When considering things to do after forming an LLC, it's vital to remember that while you've recently set up a Limited Liability Company (LLC) or incorporated, and thus laid a significant legal groundwork for your enterprise, this is only the beginning of your business journey.
Forming an LLC aims at both setting the legal foundation for your business and protecting your personal assets.
Things to do after forming an LLC may have been among the questions you had while you were contemplating this step, but now that the decision to form an LLC has been made, you probably have even more concerns about what to do next.
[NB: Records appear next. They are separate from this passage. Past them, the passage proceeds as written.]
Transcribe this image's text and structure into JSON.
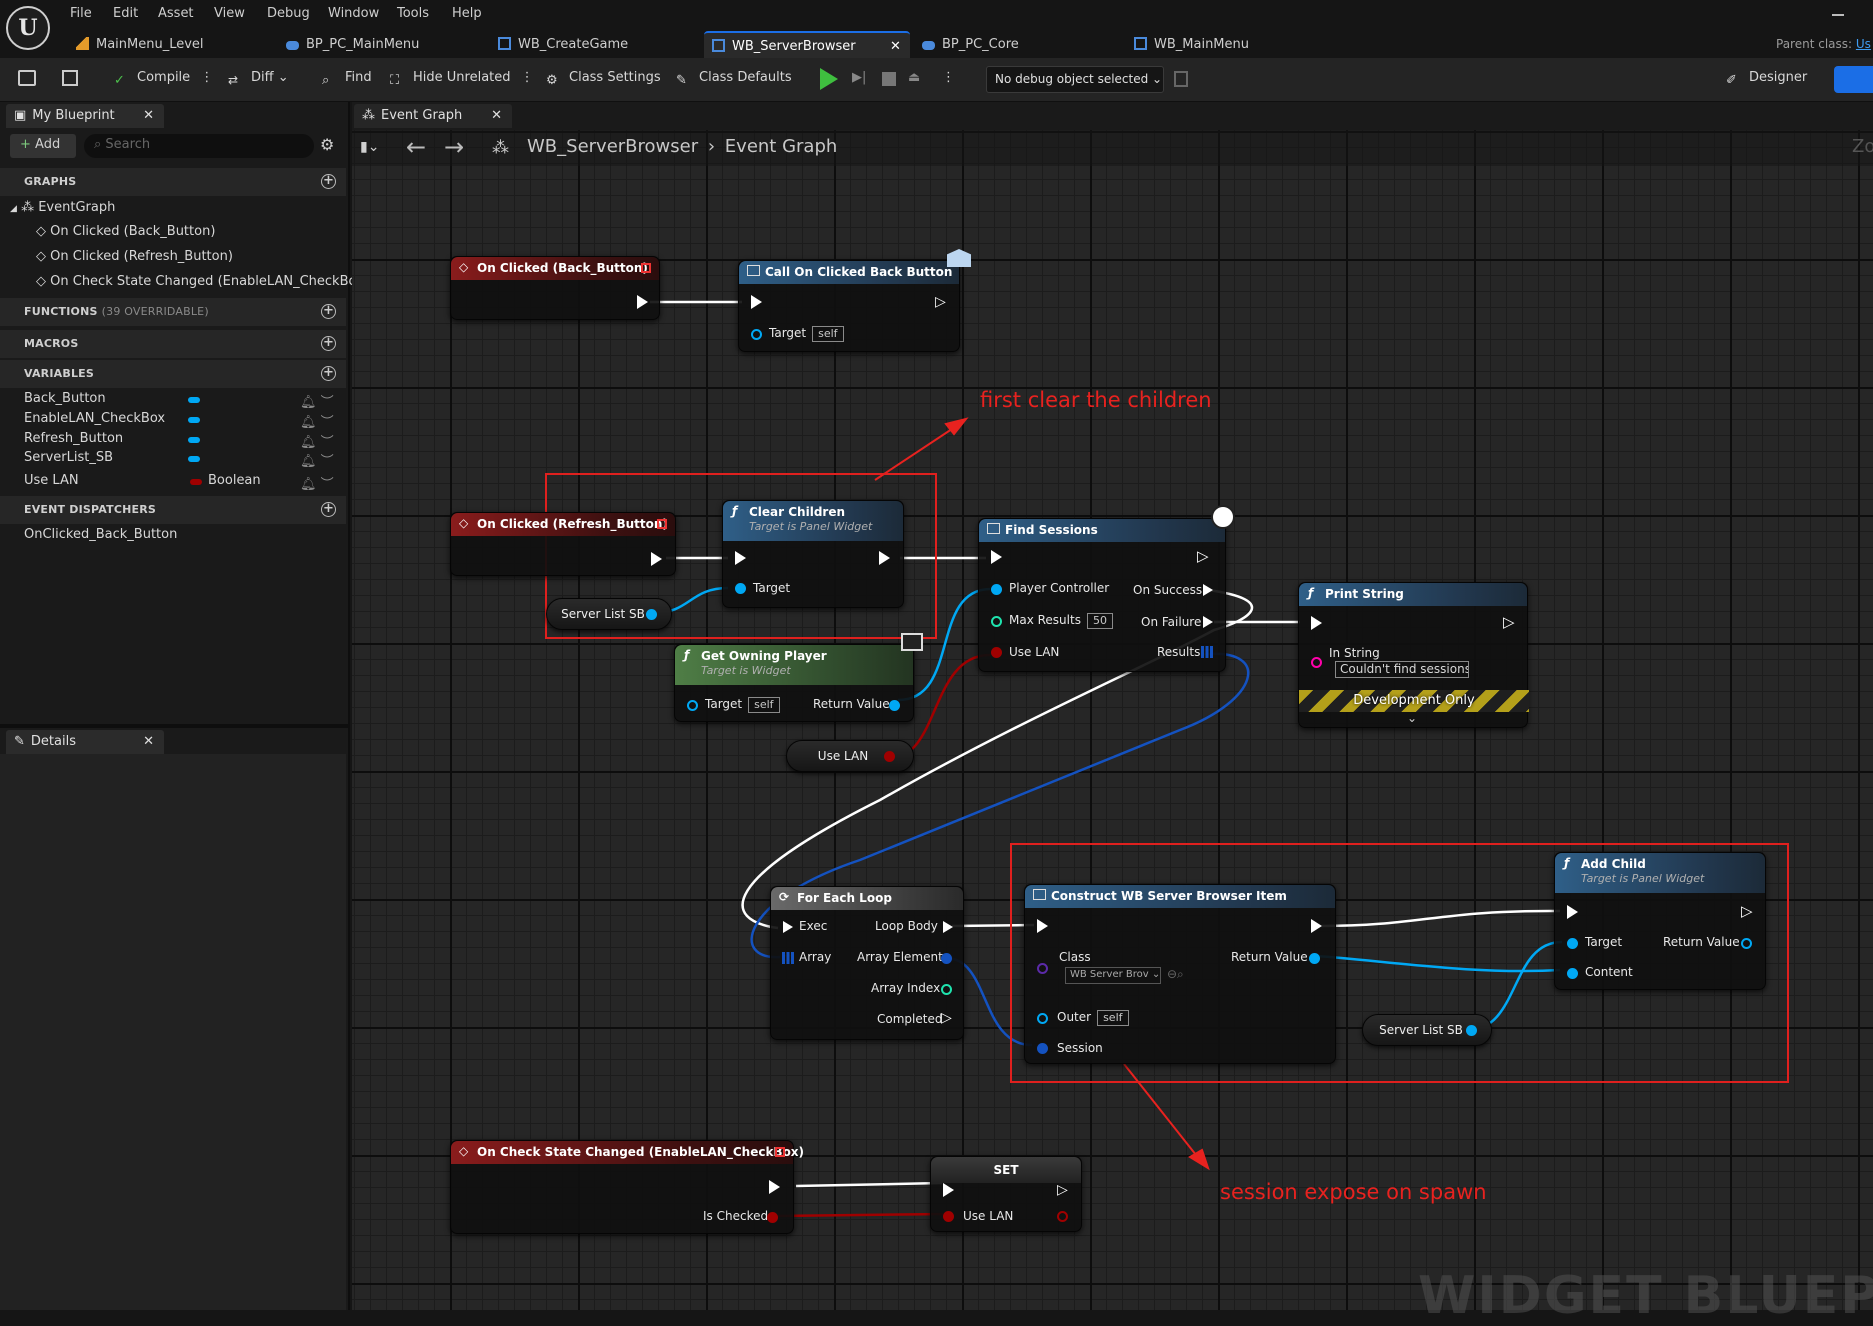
{
  "menu": [
    "File",
    "Edit",
    "Asset",
    "View",
    "Debug",
    "Window",
    "Tools",
    "Help"
  ],
  "tabs": [
    {
      "label": "MainMenu_Level"
    },
    {
      "label": "BP_PC_MainMenu"
    },
    {
      "label": "WB_CreateGame"
    },
    {
      "label": "WB_ServerBrowser",
      "active": true
    },
    {
      "label": "BP_PC_Core"
    },
    {
      "label": "WB_MainMenu"
    }
  ],
  "parent_class": "Parent class:",
  "parent_class_value": "Us",
  "toolbar": {
    "compile": "Compile",
    "diff": "Diff",
    "find": "Find",
    "hide_unrelated": "Hide Unrelated",
    "class_settings": "Class Settings",
    "class_defaults": "Class Defaults",
    "debug_select": "No debug object selected",
    "designer": "Designer"
  },
  "my_blueprint": {
    "tab": "My Blueprint",
    "add": "Add",
    "search_placeholder": "Search",
    "graphs": "GRAPHS",
    "eventgraph": "EventGraph",
    "events": [
      "On Clicked (Back_Button)",
      "On Clicked (Refresh_Button)",
      "On Check State Changed (EnableLAN_CheckBox)"
    ],
    "functions": "FUNCTIONS",
    "functions_sub": "(39 OVERRIDABLE)",
    "macros": "MACROS",
    "variables": "VARIABLES",
    "vars": [
      {
        "name": "Back_Button",
        "type": ""
      },
      {
        "name": "EnableLAN_CheckBox",
        "type": ""
      },
      {
        "name": "Refresh_Button",
        "type": ""
      },
      {
        "name": "ServerList_SB",
        "type": ""
      },
      {
        "name": "Use LAN",
        "type": "Boolean"
      }
    ],
    "dispatchers": "EVENT DISPATCHERS",
    "dispatcher_items": [
      "OnClicked_Back_Button"
    ]
  },
  "details": {
    "tab": "Details"
  },
  "graph": {
    "tab": "Event Graph",
    "breadcrumb_bp": "WB_ServerBrowser",
    "breadcrumb_graph": "Event Graph",
    "watermark": "WIDGET BLUEPRI",
    "zoom": "Zo"
  },
  "nodes": {
    "back_event": "On Clicked (Back_Button)",
    "call_back": "Call On Clicked Back Button",
    "call_back_target": "Target",
    "self": "self",
    "refresh_event": "On Clicked (Refresh_Button)",
    "clear_children": "Clear Children",
    "clear_children_sub": "Target is Panel Widget",
    "target": "Target",
    "server_list_sb": "Server List SB",
    "get_owning": "Get Owning Player",
    "get_owning_sub": "Target is Widget",
    "return_value": "Return Value",
    "use_lan_var": "Use LAN",
    "find_sessions": "Find Sessions",
    "player_controller": "Player Controller",
    "max_results": "Max Results",
    "max_results_val": "50",
    "use_lan": "Use LAN",
    "on_success": "On Success",
    "on_failure": "On Failure",
    "results": "Results",
    "print_string": "Print String",
    "in_string": "In String",
    "in_string_val": "Couldn't find sessions",
    "dev_only": "Development Only",
    "for_each": "For Each Loop",
    "exec": "Exec",
    "array": "Array",
    "loop_body": "Loop Body",
    "array_element": "Array Element",
    "array_index": "Array Index",
    "completed": "Completed",
    "construct": "Construct WB Server Browser Item",
    "class": "Class",
    "class_val": "WB Server Brov",
    "outer": "Outer",
    "session": "Session",
    "add_child": "Add Child",
    "add_child_sub": "Target is Panel Widget",
    "content": "Content",
    "check_event": "On Check State Changed (EnableLAN_CheckBox)",
    "is_checked": "Is Checked",
    "set": "SET"
  },
  "annotations": {
    "clear": "first clear the children",
    "session": "session expose on spawn"
  },
  "colors": {
    "accent": "#1b6ee6",
    "annotation": "#e8221f",
    "object_pin": "#00a8f4",
    "bool_pin": "#a00000",
    "struct_pin": "#0059cc",
    "int_pin": "#1fe3ae"
  }
}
Is creating an LLC enough to let you legally open your doors for business? Not exactly. There are several nuances to consider before you're fully prepared to conduct business.
Here are 10 things to consider before you're ready to do business, which may include meeting regulatory requirements, obtaining necessary permits, and setting up financial management systems.
What You Need To Do After Forming An LLC
1. Obtain Any Necessary Business Licenses and Permits
Many new business owners think that forming an LLC or corporation is the same as getting a business license. Then unfortunately, some realize this isn't the case when they are fined for operating without a license.
Think of it this way: getting an LLC is the first step and creates a legal foundation for the business. A business license gives you the right to operate.
2. Get a Seller's Permit
Across the country, different states impose various regulations on businesses. Many states require what's commonly referred to as a seller's permit (or a name akin to it).
This isn't exclusive to large corporations but extends to sole proprietors, LLCs, and partnerships that sell taxable goods and services.
3. Get an Employer Identification Number (EIN)
An EIN, or what many would recognize as a federal tax ID number, isn't just a random set of digits. It's a beacon for the IRS to pinpoint your business in a sea of enterprises and meticulously track its transactions.
Imagine an EIN as the corporate counterpart of a person's social security number. If you are considering hiring employees, an EIN becomes non-negotiable.
4. Apply for S Corporation S Treatment (If Applicable)
An LLC has "pass-through" tax treatment, meaning that the business' profits and losses are passed along and reported on the business owner's tax return.
As the owner of an LLC, you must report all profits (or losses) of the business on a Schedule C with your personal tax return.
LLC owners who are active in the business must also pay self-employment tax on the profits.
In some cases, it may benefit you to elect S Corporation status. This enables you to split your business' profits into salary and distributions. You'll pay self-employment tax (or Medicare/social security tax) on the salary portion, but not on the distributions.
5. Open a Business Bank Account
Transitioning from a business idea to a tangible LLC is exhilarating. But what follows next? You should steer towards establishing a business bank account under the LLC's name.
Such an account isn't just for depositing checks made out to your entrepreneurial venture. It's a lighthouse, demarcating the waters between personal and professional.
6. Apply for a Business Credit Card
While ensuring your business has its own bank sanctuary, don't overlook the power of a business credit card.
Not only does this card let you channel all your business expenditures through one avenue, but it also records your financial journey throughout the year. Come tax season, and you'll find this audit trail a godsend.
7. Insure Your Business
While forming an LLC or incorporating does help protect your personal assets from any liability of the company, it doesn't protect the business itself from losses.
That's why you should consider getting a general liability insurance or a Business Owners Policy (BOP). These policies will broadly cover your business against accidents, injuries, and negligence claims.
8. Foreign Qualify in Other States (If Applicable)
If your LLC will be doing business in a state other than the state where you formed the LLC, you will need to register in the new state(s).
Examples of "doing business" can include: Opening an office or store in another state, when a significant portion of your company's revenue comes from another state; when you have employees working in another state; and when you frequently conduct in-person meetings in a state.
9. Get a Doing Business As (DBA)
If like most businesses you are going to be operating under any variation of your official company name (i.e. Company vs. Company.com vs. Company, Inc…), you will need to file a Doing Business As (DBA) for each of the variations. You should have your LLC file the DBAs so they operate underneath the LLC.
10. Make a Plan to Keep Your LLC Compliant
Once you become a corporation or LLC, you've got to operate your business at a higher administrative level than you've been used to as a sole proprietor.
Both LLCs and corporations often need to file an annual report with their state, as well as keep up with their quarterly tax payments.